Post-Doctoral Fellow UNIVERSITY OF SOUTH CAROLINA Columbia, South Carolina, United States
Disclosure(s):
Urmi Halder, PhD: No financial relationships to disclose
Introduction/Rationale: HIV-associated neurocognitive disorders (HAND) remain a major complication in AIDS patients and are thought to arise from chronic neuroinflammation. Our previous work established that Δ⁹-tetrahydrocannabinol (THC) exerts neuroprotective effects in HIV gp120 transgenic (Tg) mice by downregulating gp120 expression and reducing astrocytic activation.
Methods: In this study, we employed spatial transcriptomics to map the neuroimmune landscape of the gp120 Tg brain and to define the regional effects of THC treatment.
Results: Soluble gp120 protein was distributed throughout the hippocampus, corpus callosum, cortex, and thalamus, coinciding with increased reactive astrocytes—an effect markedly diminished by THC. While reactive microglia were evenly distributed across brain regions, THC treatment enhanced oligodendrocyte populations and induced IL-33 expression in the corpus callosum and stria. Notably, THC increased excitatory neurons in the cortex and thalamus but decreased inhibitory neurons primarily in the hypothalamus, suggesting restoration of neural balance underlying cognition and memory. T cells and dendritic cells localized around the subfornical organ and lateral ventricles decreased after THC exposure.

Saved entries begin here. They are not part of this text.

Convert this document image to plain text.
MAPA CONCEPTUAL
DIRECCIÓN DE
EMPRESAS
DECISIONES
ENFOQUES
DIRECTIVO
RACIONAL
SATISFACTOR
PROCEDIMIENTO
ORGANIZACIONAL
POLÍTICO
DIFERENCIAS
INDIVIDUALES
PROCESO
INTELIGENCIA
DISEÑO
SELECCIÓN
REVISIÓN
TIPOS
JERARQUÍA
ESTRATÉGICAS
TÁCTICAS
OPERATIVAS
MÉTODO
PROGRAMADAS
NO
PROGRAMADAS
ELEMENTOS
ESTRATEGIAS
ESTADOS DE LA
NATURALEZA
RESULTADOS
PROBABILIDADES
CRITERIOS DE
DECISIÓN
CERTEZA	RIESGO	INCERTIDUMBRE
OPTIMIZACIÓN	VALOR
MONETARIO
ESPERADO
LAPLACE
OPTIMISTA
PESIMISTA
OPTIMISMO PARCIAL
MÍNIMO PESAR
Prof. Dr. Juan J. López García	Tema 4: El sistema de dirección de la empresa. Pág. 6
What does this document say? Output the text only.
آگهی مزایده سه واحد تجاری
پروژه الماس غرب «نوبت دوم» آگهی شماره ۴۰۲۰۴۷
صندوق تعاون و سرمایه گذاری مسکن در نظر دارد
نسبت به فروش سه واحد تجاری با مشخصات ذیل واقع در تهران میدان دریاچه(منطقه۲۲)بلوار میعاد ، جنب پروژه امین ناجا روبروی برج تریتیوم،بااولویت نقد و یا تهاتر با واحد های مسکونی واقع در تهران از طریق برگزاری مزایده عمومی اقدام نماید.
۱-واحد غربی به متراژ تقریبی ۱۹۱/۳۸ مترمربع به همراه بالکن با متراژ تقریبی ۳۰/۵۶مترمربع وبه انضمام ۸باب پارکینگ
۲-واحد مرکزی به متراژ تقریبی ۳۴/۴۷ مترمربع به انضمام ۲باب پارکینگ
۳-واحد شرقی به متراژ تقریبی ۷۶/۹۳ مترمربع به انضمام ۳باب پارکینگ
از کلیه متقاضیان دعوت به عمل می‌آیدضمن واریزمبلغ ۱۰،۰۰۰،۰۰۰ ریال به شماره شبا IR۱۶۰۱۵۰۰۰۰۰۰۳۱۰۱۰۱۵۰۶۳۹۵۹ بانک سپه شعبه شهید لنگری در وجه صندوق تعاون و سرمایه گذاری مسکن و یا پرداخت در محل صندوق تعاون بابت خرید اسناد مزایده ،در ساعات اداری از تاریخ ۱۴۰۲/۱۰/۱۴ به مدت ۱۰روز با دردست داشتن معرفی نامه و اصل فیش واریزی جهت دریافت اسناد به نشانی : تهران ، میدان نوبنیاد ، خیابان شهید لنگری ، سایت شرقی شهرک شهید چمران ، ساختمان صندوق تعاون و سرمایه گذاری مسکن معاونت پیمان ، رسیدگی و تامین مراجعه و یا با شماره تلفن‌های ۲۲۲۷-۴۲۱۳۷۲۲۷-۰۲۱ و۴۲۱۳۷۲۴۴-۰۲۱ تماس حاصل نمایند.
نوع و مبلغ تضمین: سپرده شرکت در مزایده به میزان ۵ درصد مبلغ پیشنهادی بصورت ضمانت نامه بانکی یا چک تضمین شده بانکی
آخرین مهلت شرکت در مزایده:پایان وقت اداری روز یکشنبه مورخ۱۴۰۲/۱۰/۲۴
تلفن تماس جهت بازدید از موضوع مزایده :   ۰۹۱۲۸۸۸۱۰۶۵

Conclusion: These spatial data align with our prior single-cell RNA-seq findings, collectively revealing that THC modulates the neuroimmune and cellular architecture of the HIV-compromised brain. Our findings highlight spatial transcriptomics as a powerful approach to uncover region-specific neuroimmune remodeling and support the therapeutic potential of cannabinoids in HAND.